Nach der Entscheidung des Bundestags gegen eine Corona-Impfpflicht sieht Bundesgesundheitsminister Karl Lauterbach (SPD) keinerlei Möglichkeiten mehr für einen weiteren Abbau der Eindämmungsmaßnahmen gegen die Pandemie. „Das, was wir an Lockerungen machen konnten, haben wir verbraucht“, sagte er am Freitag in Berlin. Für weitere Schritte gebe es „keinen Spielraum“.
Mit den aktuellen Eindämmungsmaßnahmen auf Grundlage des Infektionsschutzgesetzes werde das Land zudem „im Herbst mit Sicherheit nicht über die Runden kommen“, fügte Lauterbach hinzu. Es werde beispielsweise „mit großer Wahrscheinlichkeit“ nicht ohne die Wiedereinführung einer Maskenpflicht in vielen Bereichen gehen. Deshalb müsse das Gesetz noch einmal geändert werden.
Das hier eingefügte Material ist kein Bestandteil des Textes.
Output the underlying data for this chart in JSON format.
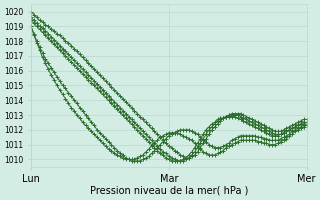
{
  "title": "Pression niveau de la mer( hPa )",
  "bg_color": "#d4ede4",
  "grid_color": "#b8d8cc",
  "line_color": "#2d6e2d",
  "ylim": [
    1009.5,
    1020.5
  ],
  "yticks": [
    1010,
    1011,
    1012,
    1013,
    1014,
    1015,
    1016,
    1017,
    1018,
    1019,
    1020
  ],
  "xtick_labels": [
    "Lun",
    "Mar",
    "Mer"
  ],
  "xtick_positions": [
    0,
    48,
    96
  ],
  "total_points": 97,
  "series": [
    [
      1020.0,
      1019.8,
      1019.6,
      1019.4,
      1019.3,
      1019.1,
      1019.0,
      1018.8,
      1018.7,
      1018.5,
      1018.4,
      1018.2,
      1018.0,
      1017.9,
      1017.7,
      1017.5,
      1017.3,
      1017.1,
      1016.9,
      1016.7,
      1016.5,
      1016.3,
      1016.1,
      1015.9,
      1015.7,
      1015.5,
      1015.3,
      1015.1,
      1014.9,
      1014.7,
      1014.5,
      1014.3,
      1014.1,
      1013.9,
      1013.7,
      1013.5,
      1013.3,
      1013.1,
      1012.9,
      1012.7,
      1012.5,
      1012.3,
      1012.1,
      1011.9,
      1011.7,
      1011.5,
      1011.3,
      1011.1,
      1010.9,
      1010.8,
      1010.6,
      1010.5,
      1010.3,
      1010.2,
      1010.1,
      1010.1,
      1010.2,
      1010.3,
      1010.5,
      1010.8,
      1011.1,
      1011.4,
      1011.7,
      1012.0,
      1012.2,
      1012.4,
      1012.6,
      1012.8,
      1012.9,
      1013.0,
      1013.1,
      1013.1,
      1013.1,
      1013.1,
      1013.0,
      1012.9,
      1012.8,
      1012.7,
      1012.6,
      1012.5,
      1012.4,
      1012.3,
      1012.2,
      1012.1,
      1012.0,
      1011.9,
      1011.9,
      1011.9,
      1012.0,
      1012.1,
      1012.2,
      1012.3,
      1012.4,
      1012.5,
      1012.6,
      1012.7,
      1012.7
    ],
    [
      1019.6,
      1019.4,
      1019.2,
      1019.0,
      1018.9,
      1018.7,
      1018.5,
      1018.3,
      1018.1,
      1017.9,
      1017.7,
      1017.5,
      1017.3,
      1017.1,
      1016.9,
      1016.7,
      1016.5,
      1016.3,
      1016.1,
      1015.9,
      1015.7,
      1015.5,
      1015.3,
      1015.1,
      1014.9,
      1014.7,
      1014.5,
      1014.3,
      1014.1,
      1013.9,
      1013.7,
      1013.5,
      1013.3,
      1013.1,
      1012.9,
      1012.7,
      1012.5,
      1012.3,
      1012.1,
      1011.9,
      1011.7,
      1011.5,
      1011.3,
      1011.1,
      1010.9,
      1010.7,
      1010.5,
      1010.4,
      1010.2,
      1010.1,
      1010.0,
      1009.9,
      1009.9,
      1009.9,
      1010.0,
      1010.1,
      1010.3,
      1010.5,
      1010.8,
      1011.1,
      1011.4,
      1011.7,
      1012.0,
      1012.2,
      1012.4,
      1012.6,
      1012.7,
      1012.8,
      1012.9,
      1013.0,
      1013.0,
      1013.0,
      1013.0,
      1012.9,
      1012.8,
      1012.7,
      1012.6,
      1012.5,
      1012.4,
      1012.3,
      1012.2,
      1012.1,
      1012.0,
      1011.9,
      1011.8,
      1011.7,
      1011.7,
      1011.7,
      1011.8,
      1011.9,
      1012.0,
      1012.1,
      1012.2,
      1012.3,
      1012.4,
      1012.5,
      1012.5
    ],
    [
      1019.4,
      1019.2,
      1019.0,
      1018.8,
      1018.6,
      1018.4,
      1018.2,
      1018.0,
      1017.8,
      1017.6,
      1017.4,
      1017.2,
      1017.0,
      1016.8,
      1016.6,
      1016.4,
      1016.2,
      1016.0,
      1015.8,
      1015.6,
      1015.4,
      1015.2,
      1015.0,
      1014.8,
      1014.6,
      1014.4,
      1014.2,
      1014.0,
      1013.8,
      1013.6,
      1013.4,
      1013.2,
      1013.0,
      1012.8,
      1012.6,
      1012.4,
      1012.2,
      1012.0,
      1011.8,
      1011.6,
      1011.4,
      1011.2,
      1011.0,
      1010.8,
      1010.6,
      1010.4,
      1010.3,
      1010.1,
      1010.0,
      1009.9,
      1009.9,
      1009.9,
      1009.9,
      1010.0,
      1010.1,
      1010.3,
      1010.5,
      1010.8,
      1011.1,
      1011.4,
      1011.7,
      1012.0,
      1012.2,
      1012.4,
      1012.5,
      1012.7,
      1012.8,
      1012.8,
      1012.9,
      1012.9,
      1012.9,
      1012.9,
      1012.8,
      1012.7,
      1012.6,
      1012.5,
      1012.4,
      1012.3,
      1012.2,
      1012.1,
      1012.0,
      1011.9,
      1011.8,
      1011.7,
      1011.6,
      1011.6,
      1011.6,
      1011.7,
      1011.8,
      1011.9,
      1012.0,
      1012.1,
      1012.2,
      1012.3,
      1012.4,
      1012.4,
      1012.5
    ],
    [
      1019.0,
      1018.5,
      1018.0,
      1017.6,
      1017.2,
      1016.8,
      1016.5,
      1016.2,
      1015.9,
      1015.6,
      1015.3,
      1015.0,
      1014.8,
      1014.5,
      1014.3,
      1014.0,
      1013.8,
      1013.5,
      1013.3,
      1013.0,
      1012.8,
      1012.5,
      1012.3,
      1012.0,
      1011.8,
      1011.6,
      1011.4,
      1011.2,
      1011.0,
      1010.8,
      1010.6,
      1010.4,
      1010.3,
      1010.1,
      1010.0,
      1009.9,
      1009.9,
      1009.9,
      1009.9,
      1010.0,
      1010.1,
      1010.2,
      1010.4,
      1010.6,
      1010.8,
      1011.0,
      1011.2,
      1011.4,
      1011.6,
      1011.7,
      1011.8,
      1011.9,
      1012.0,
      1012.0,
      1012.0,
      1012.0,
      1011.9,
      1011.8,
      1011.7,
      1011.5,
      1011.3,
      1011.2,
      1011.0,
      1010.9,
      1010.8,
      1010.8,
      1010.8,
      1010.9,
      1011.0,
      1011.1,
      1011.3,
      1011.4,
      1011.5,
      1011.6,
      1011.6,
      1011.6,
      1011.6,
      1011.6,
      1011.6,
      1011.5,
      1011.5,
      1011.4,
      1011.4,
      1011.3,
      1011.3,
      1011.3,
      1011.3,
      1011.4,
      1011.5,
      1011.6,
      1011.7,
      1011.9,
      1012.0,
      1012.1,
      1012.2,
      1012.3,
      1012.3
    ],
    [
      1019.0,
      1018.4,
      1017.9,
      1017.4,
      1016.9,
      1016.5,
      1016.1,
      1015.7,
      1015.4,
      1015.0,
      1014.7,
      1014.4,
      1014.1,
      1013.8,
      1013.5,
      1013.3,
      1013.0,
      1012.8,
      1012.5,
      1012.3,
      1012.1,
      1011.9,
      1011.7,
      1011.5,
      1011.3,
      1011.1,
      1010.9,
      1010.7,
      1010.6,
      1010.4,
      1010.3,
      1010.2,
      1010.1,
      1010.0,
      1010.0,
      1010.0,
      1010.0,
      1010.1,
      1010.2,
      1010.3,
      1010.5,
      1010.7,
      1010.9,
      1011.1,
      1011.3,
      1011.5,
      1011.6,
      1011.7,
      1011.8,
      1011.8,
      1011.8,
      1011.8,
      1011.7,
      1011.6,
      1011.5,
      1011.4,
      1011.3,
      1011.1,
      1010.9,
      1010.7,
      1010.5,
      1010.4,
      1010.3,
      1010.3,
      1010.3,
      1010.4,
      1010.5,
      1010.6,
      1010.8,
      1010.9,
      1011.0,
      1011.1,
      1011.2,
      1011.3,
      1011.3,
      1011.3,
      1011.3,
      1011.3,
      1011.3,
      1011.2,
      1011.2,
      1011.1,
      1011.1,
      1011.0,
      1011.0,
      1011.0,
      1011.1,
      1011.2,
      1011.3,
      1011.4,
      1011.6,
      1011.7,
      1011.9,
      1012.0,
      1012.1,
      1012.2,
      1012.3
    ]
  ]
}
Wäre die Impfpflicht beschlossen worden, seien vermutlich „mehr Freiheiten im Infektionsschutzgesetz“ möglich gewesen, sagte Lauterbach. Die Impfpflicht wäre aus seiner Sicht „dringend nötig“ gewesen.
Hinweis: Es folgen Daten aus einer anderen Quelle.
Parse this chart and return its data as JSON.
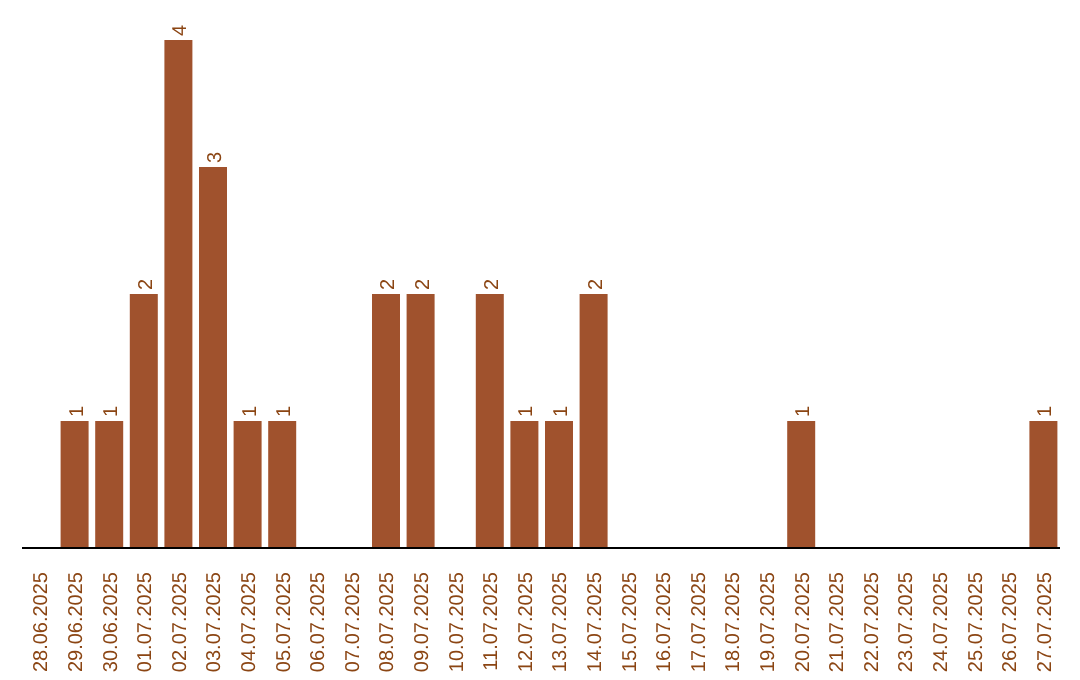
{
  "chart_data": {
    "type": "bar",
    "categories": [
      "28.06.2025",
      "29.06.2025",
      "30.06.2025",
      "01.07.2025",
      "02.07.2025",
      "03.07.2025",
      "04.07.2025",
      "05.07.2025",
      "06.07.2025",
      "07.07.2025",
      "08.07.2025",
      "09.07.2025",
      "10.07.2025",
      "11.07.2025",
      "12.07.2025",
      "13.07.2025",
      "14.07.2025",
      "15.07.2025",
      "16.07.2025",
      "17.07.2025",
      "18.07.2025",
      "19.07.2025",
      "20.07.2025",
      "21.07.2025",
      "22.07.2025",
      "23.07.2025",
      "24.07.2025",
      "25.07.2025",
      "26.07.2025",
      "27.07.2025"
    ],
    "values": [
      0,
      1,
      1,
      2,
      4,
      3,
      1,
      1,
      0,
      0,
      2,
      2,
      0,
      2,
      1,
      1,
      2,
      0,
      0,
      0,
      0,
      0,
      1,
      0,
      0,
      0,
      0,
      0,
      0,
      1
    ],
    "value_labels": [
      null,
      "1",
      "1",
      "2",
      "4",
      "3",
      "1",
      "1",
      null,
      null,
      "2",
      "2",
      null,
      "2",
      "1",
      "1",
      "2",
      null,
      null,
      null,
      null,
      null,
      "1",
      null,
      null,
      null,
      null,
      null,
      null,
      "1"
    ],
    "color": "#a0522d",
    "grid": false
  }
}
Ein Gesetzentwurf für eine Corona-Impfpflicht für alle ab 60 war am Donnerstag im Bundestag gescheitert. „Das war eine schlechte Woche für den Schutz der Bevölkerung vor der Corona-Infektion“, sagte Lauterbach dazu. Die Bundestagsentscheidung sei „eine klare und auch bittere Niederlage für alle Impfpflichtbefürworter“, auch für ihn selbst.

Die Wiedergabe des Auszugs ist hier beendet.